No one is going to reach into their pocket and give you some other seller's eBay asking price. My response to people wanting the eBay money is to put the stuff on eBay. Do that work. I am not your substitute online auction. I know what I can get for an item in my limited market, which is a flea market in Louisville, KY. It's most likely a lot less than what someone can get in a global market like eBay. You have to be able to see that difference. If you can't, you're going to be frustrated and disappointed.
Do your homework, but be smart about it. Despite what I just said, there's nothing wrong with you looking things up online to start forming your price ideas. Just do it smart. If you go to the first auction you find and decide that what that person is asking will be your price, you've cut a corner that will bite you in the butt.
For my money, a good online search:
- Knows the difference between a completed auction with an ending price and one that someone just put up with no bids. (If you do not know how to look up completed/sold items on eBay, GET SOMEONE TO SHOW YOU!)
- Looks at sales over a period, rather than one or two auctions
- Looks for sales patterns
- Compares the items in the sales to the ones you have
- Checks for condition
- Looks at other sites besides eBay--especially collector's clubs, which may have information about rarity and history
- Takes sellers asking prices with a HUGE grain of salt
- Knows that you cannot find completed sales on sites like etsy and Amazon
Examine your connection to what you are trying to sell, both current and future.
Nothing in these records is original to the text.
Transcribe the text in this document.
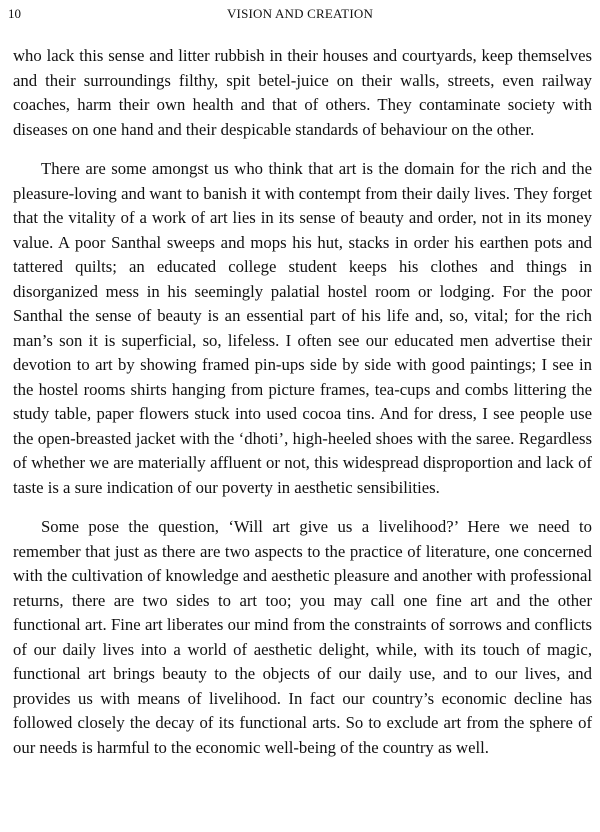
10	VISION AND CREATION

who lack this sense and litter rubbish in their houses and courtyards, keep themselves and their surroundings filthy, spit betel-juice on their walls, streets, even railway coaches, harm their own health and that of others. They contaminate society with diseases on one hand and their despicable standards of behaviour on the other.

There are some amongst us who think that art is the domain for the rich and the pleasure-loving and want to banish it with contempt from their daily lives. They forget that the vitality of a work of art lies in its sense of beauty and order, not in its money value. A poor Santhal sweeps and mops his hut, stacks in order his earthen pots and tattered quilts; an educated college student keeps his clothes and things in disorganized mess in his seemingly palatial hostel room or lodging. For the poor Santhal the sense of beauty is an essential part of his life and, so, vital; for the rich man’s son it is superficial, so, lifeless. I often see our educated men advertise their devotion to art by showing framed pin-ups side by side with good paintings; I see in the hostel rooms shirts hanging from picture frames, tea-cups and combs littering the study table, paper flowers stuck into used cocoa tins. And for dress, I see people use the open-breasted jacket with the ‘dhoti’, high-heeled shoes with the saree. Regardless of whether we are materially affluent or not, this widespread disproportion and lack of taste is a sure indication of our poverty in aesthetic sensibilities.

Some pose the question, ‘Will art give us a livelihood?’ Here we need to remember that just as there are two aspects to the practice of literature, one concerned with the cultivation of knowledge and aesthetic pleasure and another with professional returns, there are two sides to art too; you may call one fine art and the other functional art. Fine art liberates our mind from the constraints of sorrows and conflicts of our daily lives into a world of aesthetic delight, while, with its touch of magic, functional art brings beauty to the objects of our daily use, and to our lives, and provides us with means of livelihood. In fact our country’s economic decline has followed closely the decay of its functional arts. So to exclude art from the sphere of our needs is harmful to the economic well-being of the country as well.
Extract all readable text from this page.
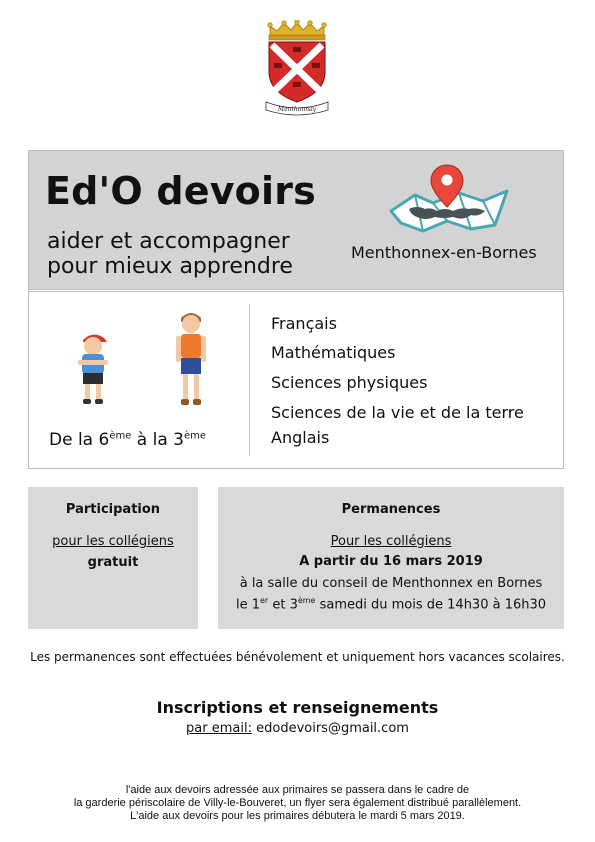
Menthonnay
Ed'O devoirs
aider et accompagner
pour mieux apprendre
Menthonnex-en-Bornes
De la 6ème à la 3ème
Français
Mathématiques
Sciences physiques
Sciences de la vie et de la terre
Anglais
Participation
pour les collégiens
gratuit
Permanences
Pour les collégiens
A partir du 16 mars 2019
à la salle du conseil de Menthonnex en Bornes
le 1er et 3ème samedi du mois de 14h30 à 16h30
Les permanences sont effectuées bénévolement et uniquement hors vacances scolaires.
Inscriptions et renseignements
par email: edodevoirs@gmail.com
l'aide aux devoirs adressée aux primaires se passera dans le cadre de
la garderie périscolaire de Villy-le-Bouveret, un flyer sera également distribué parallèlement.
L'aide aux devoirs pour les primaires débutera le mardi 5 mars 2019.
If you have any attachment to an item that is going to make you regret selling it for any price or feel guilty if you don't get top dollar for it, the DON'T SELL IT! You're not going to be able to think clearly enough about it to negotiate.
If, on the other hand, it's some stuff you picked up at a house clean out, you also need to think about what you're going to do with it if it doesn't sell. Do you really want to keep hauling it around or leave it sitting in the garage? That needs to be a factor in your negotiating.
If you're dealing with a large lot of stuff you want to sell all together, the more organized you are, the better! When a dealer looks at a room full of boxes and crap, they immediately start deducting money from their offer based on how much work they are going to have to do to get everything moved out, cleaned up, sorted through and sellable. Lots of us run one-person shows.
If you have cleaned out the trash/broken stuff/dirty stuff/nasty stuff and maybe arranged things in a little bit of order, you've lessened the load on your buyer and they'll see that. If you just want to make it all go and have someone do the work, that's fine. Just know that the offer you get will reflect all the work the buyer is going to have to do.
It's okay to stand up for yourself and negotiate. Nothing I am saying here should be construed as you doing everything the buyer wants, taking what they offer and getting the hell out of Dodge. I'm talking about creating a win-win for both you and the person you want to sell to. You want stuff gone and to make a little dough. They want to be able to make a little dough off what they buy. You can both do this, plus have the kind of experience that guarantees repeat deals, with a little awareness and respect.
How do you make this happen?
- Respect and politeness
- Listen to each other
- Play fair
- Be reasonable
- Do your homework
- Have your shit together
- In other words, everything I've been saying this whole post!
I know people who make their reselling money by reselling solely to other resellers. I've done my fair share of it in the past. Even if you only have that one load of Mama's dishes to deal with at the moment, you never know what the future may hold. What if you end up as sole inheritor of Uncle Pembert the Horder's mobile home of stuff?